18 Lesson: Make Kids a Central Part of Your Life as a Muslim
It’s easy to let the kids entertain themselves while we go about our lives, but this hadith shows that we should instead make a concerted effort to involve them in our activities Children learn by example and it’s best to put them at the center of things and make them feel involved in the lifestyle – not necessarily leave things for when they “grow up”

19 Story of Prophet Luqman (AS)
And (remember) when Luqmân said to his son when he was advising him: “O my (beloved) son! Join not in worship others with Allâh. Verily! Joining others in worship with Allâh is a great Zûlm (wrong) indeed. …. “O my beloved son! If it be (anything) equal to the weight of a grain of mustard seed, and though it be in a rock, or in the heavens or in the earth, Allâh will bring it forth. Verily, Allâh is Subtle (in bringing out that grain), Well ­Aware (of its place). O my son! Perform prayer, enjoin (people) for all that is good, and forbid people from wrong, polytheism of all kinds and all that is evil and bad, and bear with patience whatever befall you. Verily! These are some of the important commandments ordered by Allâh with no exemption. And turn not your face away from men with pride, nor walk in insolence through the earth. Verily, Allâh likes not each arrogant boaster. And be moderate (or show no insolence) in your walking, and lower your voice. Verily, the harshest of all voices is the voice (braying) of the donkey.” [Surah Luqman verses 12-19]

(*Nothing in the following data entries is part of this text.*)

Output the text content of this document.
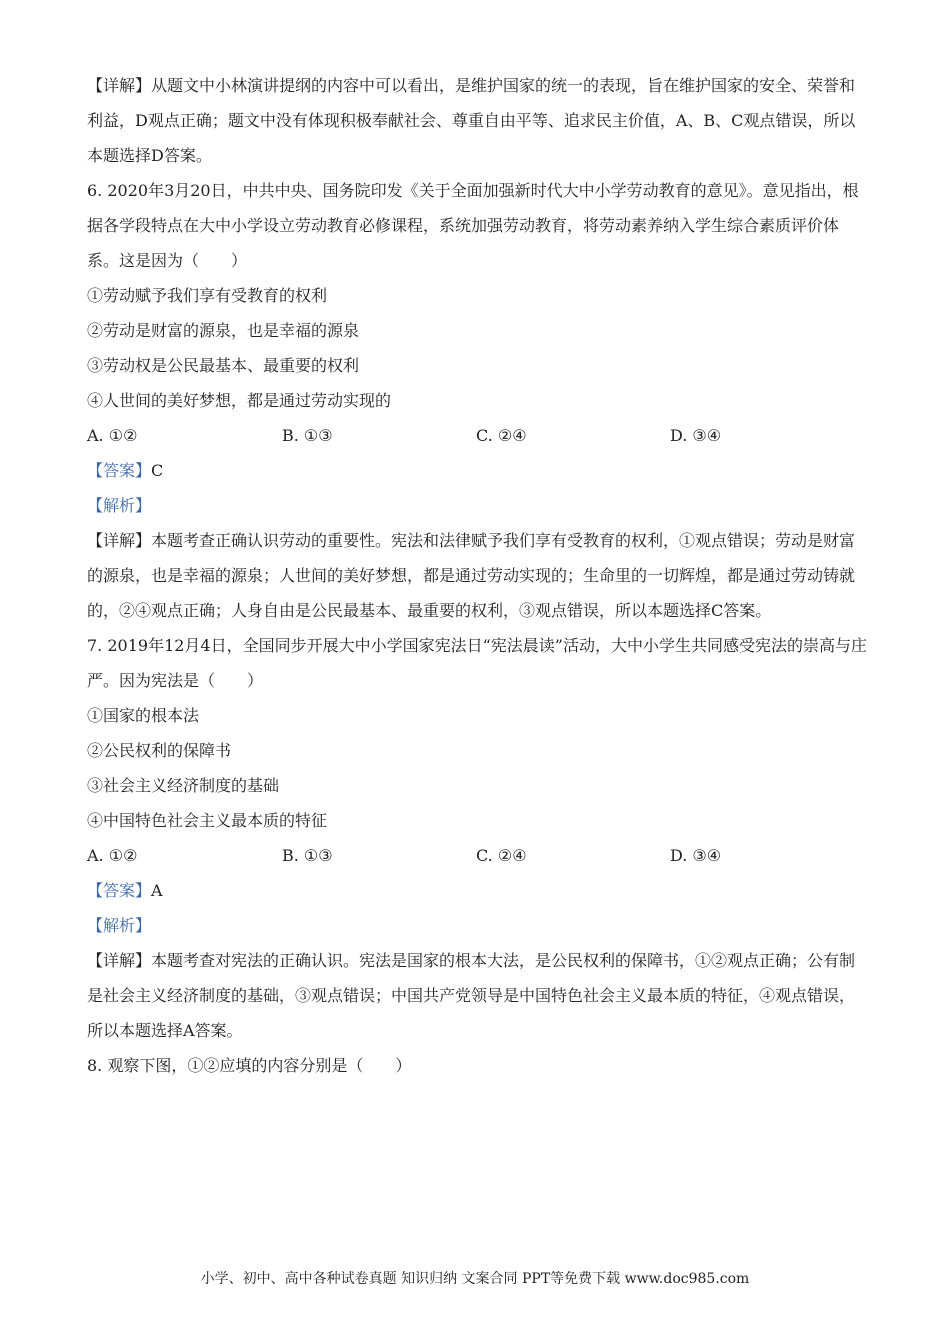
【详解】从题文中小林演讲提纲的内容中可以看出，是维护国家的统一的表现，旨在维护国家的安全、荣誉和利益，D观点正确；题文中没有体现积极奉献社会、尊重自由平等、追求民主价值，A、B、C观点错误，所以本题选择D答案。

6. 2020年3月20日，中共中央、国务院印发《关于全面加强新时代大中小学劳动教育的意见》。意见指出，根据各学段特点在大中小学设立劳动教育必修课程，系统加强劳动教育，将劳动素养纳入学生综合素质评价体系。这是因为（　　）

①劳动赋予我们享有受教育的权利

②劳动是财富的源泉，也是幸福的源泉

③劳动权是公民最基本、最重要的权利

④人世间的美好梦想，都是通过劳动实现的

A. ①②	B. ①③	C. ②④	D. ③④

【答案】C

【解析】

【详解】本题考查正确认识劳动的重要性。宪法和法律赋予我们享有受教育的权利，①观点错误；劳动是财富的源泉，也是幸福的源泉；人世间的美好梦想，都是通过劳动实现的；生命里的一切辉煌，都是通过劳动铸就的，②④观点正确；人身自由是公民最基本、最重要的权利，③观点错误，所以本题选择C答案。

7. 2019年12月4日，全国同步开展大中小学国家宪法日“宪法晨读”活动，大中小学生共同感受宪法的崇高与庄严。因为宪法是（　　）

①国家的根本法

②公民权利的保障书

③社会主义经济制度的基础

④中国特色社会主义最本质的特征

A. ①②	B. ①③	C. ②④	D. ③④

【答案】A

【解析】

【详解】本题考查对宪法的正确认识。宪法是国家的根本大法，是公民权利的保障书，①②观点正确；公有制是社会主义经济制度的基础，③观点错误；中国共产党领导是中国特色社会主义最本质的特征，④观点错误，所以本题选择A答案。

8. 观察下图，①②应填的内容分别是（　　）

小学、初中、高中各种试卷真题 知识归纳 文案合同 PPT等免费下载 www.doc985.com
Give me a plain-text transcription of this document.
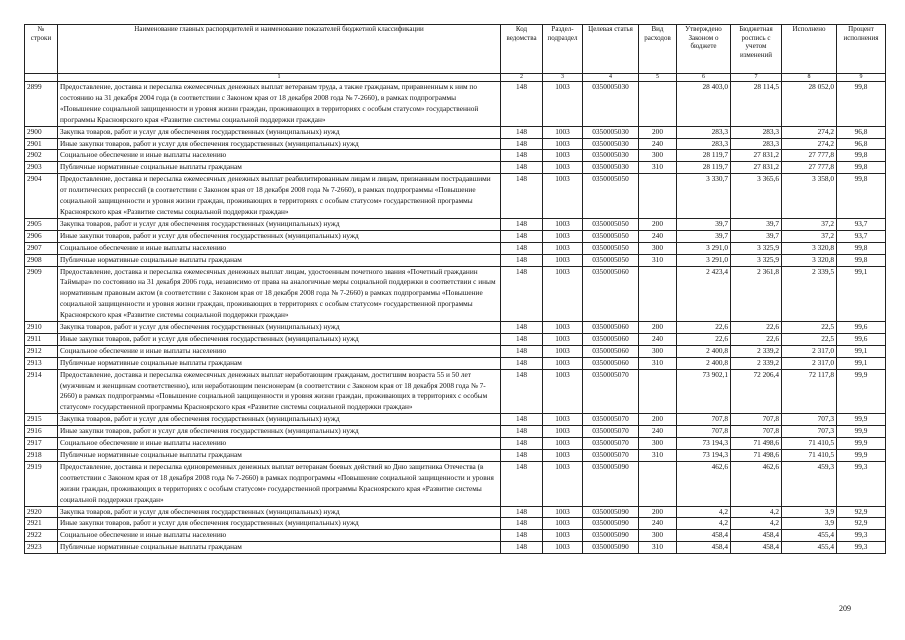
№ строки	Наименование главных распорядителей и наименование показателей бюджетной классификации	Код ведомства	Раздел-подраздел	Целевая статья	Вид расходов	Утверждено Законом о бюджете	Бюджетная роспись с учетом изменений	Исполнено	Процент исполнения
	1	2	3	4	5	6	7	8	9
2899	Предоставление, доставка и пересылка ежемесячных денежных выплат ветеранам труда, а также гражданам, приравненным к ним по состоянию на 31 декабря 2004 года (в соответствии с Законом края от 18 декабря 2008 года № 7-2660), в рамках подпрограммы «Повышение социальной защищенности и уровня жизни граждан, проживающих в территориях с особым статусом» государственной программы Красноярского края «Развитие системы социальной поддержки граждан»	148	1003	0350005030		28 403,0	28 114,5	28 052,0	99,8
2900	Закупка товаров, работ и услуг для обеспечения государственных (муниципальных) нужд	148	1003	0350005030	200	283,3	283,3	274,2	96,8
2901	Иные закупки товаров, работ и услуг для обеспечения государственных (муниципальных) нужд	148	1003	0350005030	240	283,3	283,3	274,2	96,8
2902	Социальное обеспечение и иные выплаты населению	148	1003	0350005030	300	28 119,7	27 831,2	27 777,8	99,8
2903	Публичные нормативные социальные выплаты гражданам	148	1003	0350005030	310	28 119,7	27 831,2	27 777,8	99,8
2904	Предоставление, доставка и пересылка ежемесячных денежных выплат реабилитированным лицам и лицам, признанным пострадавшими от политических репрессий (в соответствии с Законом края от 18 декабря 2008 года № 7-2660), в рамках подпрограммы «Повышение социальной защищенности и уровня жизни граждан, проживающих в территориях с особым статусом» государственной программы Красноярского края «Развитие системы социальной поддержки граждан»	148	1003	0350005050		3 330,7	3 365,6	3 358,0	99,8
2905	Закупка товаров, работ и услуг для обеспечения государственных (муниципальных) нужд	148	1003	0350005050	200	39,7	39,7	37,2	93,7
2906	Иные закупки товаров, работ и услуг для обеспечения государственных (муниципальных) нужд	148	1003	0350005050	240	39,7	39,7	37,2	93,7
2907	Социальное обеспечение и иные выплаты населению	148	1003	0350005050	300	3 291,0	3 325,9	3 320,8	99,8
2908	Публичные нормативные социальные выплаты гражданам	148	1003	0350005050	310	3 291,0	3 325,9	3 320,8	99,8
2909	Предоставление, доставка и пересылка ежемесячных денежных выплат лицам, удостоенным почетного звания «Почетный гражданин Таймыра» по состоянию на 31 декабря 2006 года, независимо от права на аналогичные меры социальной поддержки в соответствии с иным нормативным правовым актом (в соответствии с Законом края от 18 декабря 2008 года № 7-2660) в рамках подпрограммы «Повышение социальной защищенности и уровня жизни граждан, проживающих в территориях с особым статусом» государственной программы Красноярского края «Развитие системы социальной поддержки граждан»	148	1003	0350005060		2 423,4	2 361,8	2 339,5	99,1
2910	Закупка товаров, работ и услуг для обеспечения государственных (муниципальных) нужд	148	1003	0350005060	200	22,6	22,6	22,5	99,6
2911	Иные закупки товаров, работ и услуг для обеспечения государственных (муниципальных) нужд	148	1003	0350005060	240	22,6	22,6	22,5	99,6
2912	Социальное обеспечение и иные выплаты населению	148	1003	0350005060	300	2 400,8	2 339,2	2 317,0	99,1
2913	Публичные нормативные социальные выплаты гражданам	148	1003	0350005060	310	2 400,8	2 339,2	2 317,0	99,1
2914	Предоставление, доставка и пересылка ежемесячных денежных выплат неработающим гражданам, достигшим возраста 55 и 50 лет (мужчинам и женщинам соответственно), или неработающим пенсионерам (в соответствии с Законом края от 18 декабря 2008 года № 7-2660) в рамках подпрограммы «Повышение социальной защищенности и уровня жизни граждан, проживающих в территориях с особым статусом» государственной программы Красноярского края «Развитие системы социальной поддержки граждан»	148	1003	0350005070		73 902,1	72 206,4	72 117,8	99,9
2915	Закупка товаров, работ и услуг для обеспечения государственных (муниципальных) нужд	148	1003	0350005070	200	707,8	707,8	707,3	99,9
2916	Иные закупки товаров, работ и услуг для обеспечения государственных (муниципальных) нужд	148	1003	0350005070	240	707,8	707,8	707,3	99,9
2917	Социальное обеспечение и иные выплаты населению	148	1003	0350005070	300	73 194,3	71 498,6	71 410,5	99,9
2918	Публичные нормативные социальные выплаты гражданам	148	1003	0350005070	310	73 194,3	71 498,6	71 410,5	99,9
2919	Предоставление, доставка и пересылка единовременных денежных выплат ветеранам боевых действий ко Дню защитника Отечества (в соответствии с Законом края от 18 декабря 2008 года № 7-2660) в рамках подпрограммы «Повышение социальной защищенности и уровня жизни граждан, проживающих в территориях с особым статусом» государственной программы Красноярского края «Развитие системы социальной поддержки граждан»	148	1003	0350005090		462,6	462,6	459,3	99,3
2920	Закупка товаров, работ и услуг для обеспечения государственных (муниципальных) нужд	148	1003	0350005090	200	4,2	4,2	3,9	92,9
2921	Иные закупки товаров, работ и услуг для обеспечения государственных (муниципальных) нужд	148	1003	0350005090	240	4,2	4,2	3,9	92,9
2922	Социальное обеспечение и иные выплаты населению	148	1003	0350005090	300	458,4	458,4	455,4	99,3
2923	Публичные нормативные социальные выплаты гражданам	148	1003	0350005090	310	458,4	458,4	455,4	99,3
209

20 Parenting Guidance from Allah
Allah says that Luqman (AS) was given wisdom – that means that the actions he took and sayings of this verse reflect a wise and instructed way of parenting. 1) The Prophet Luqman was a great example for his son, however, he did not leave it up to good example, he took the time and initiative to SPEAK to his son 2) What did he choose to speak about? He did not advise his son how to get rich, what career to choose… he chose the most important spiritual advice and moral character to speak to his son about! 3) He (AS) did not leave it to his wife to raise his child, he did it himself once his son was of the age to understand. 3) He (AS) did not leave it to his son to figure things out for himself, it was necessary to give his son guidance and instruction

21 Guidance from Sura Luqman
How did he approach his son?! He calls his son in Quran “ya bunay” which is an Arabic term of endearment when used for a grown boy, especially to show that this advice is given from a place of love and compassion! Now let’s look closely at what Luqman (AS) said to his son:

22 Guidance from Sura Luqman
Now let’s look closely at what Luqman (AS) said to his son: 1st in priority He spoke about Allah’s rights to be worshipped alone and was stern about this. Then, he established his role – He reminded his son that he must be good to his parents i.e. Luqman (AS) himself. He established a parent/child relationship… not a buddy, friend relationship

23 The Parent/Child Relationship
Meaning that he was deserving of respect since his mother bore him and weaned him. And Allah says: “Show gratitude to Me, and to your parents” verse 14. So with kindness, he set the standard of respect and obedience of his child. Then he qualified the obedience by saying – obey but not in committing shirk – or associating partners with Allah or disobeying Allah.

24 Duty to Allah & Good Moral Values
Then Luqman (AS) tells his son to be regular in prayer, do what is just, forbid what is wrong, and be patient when something bad befalls him Then Luqman (AS) transitions into good moral values – telling him not to be insolent, arrogant or puffed up, and to be moderate in his voice, and gives him an example to understand – that the donkey’s sound is a harsh one.

25 Summary May Allah bless our efforts to raise good, pious children who will pray for us when we die, Ameen.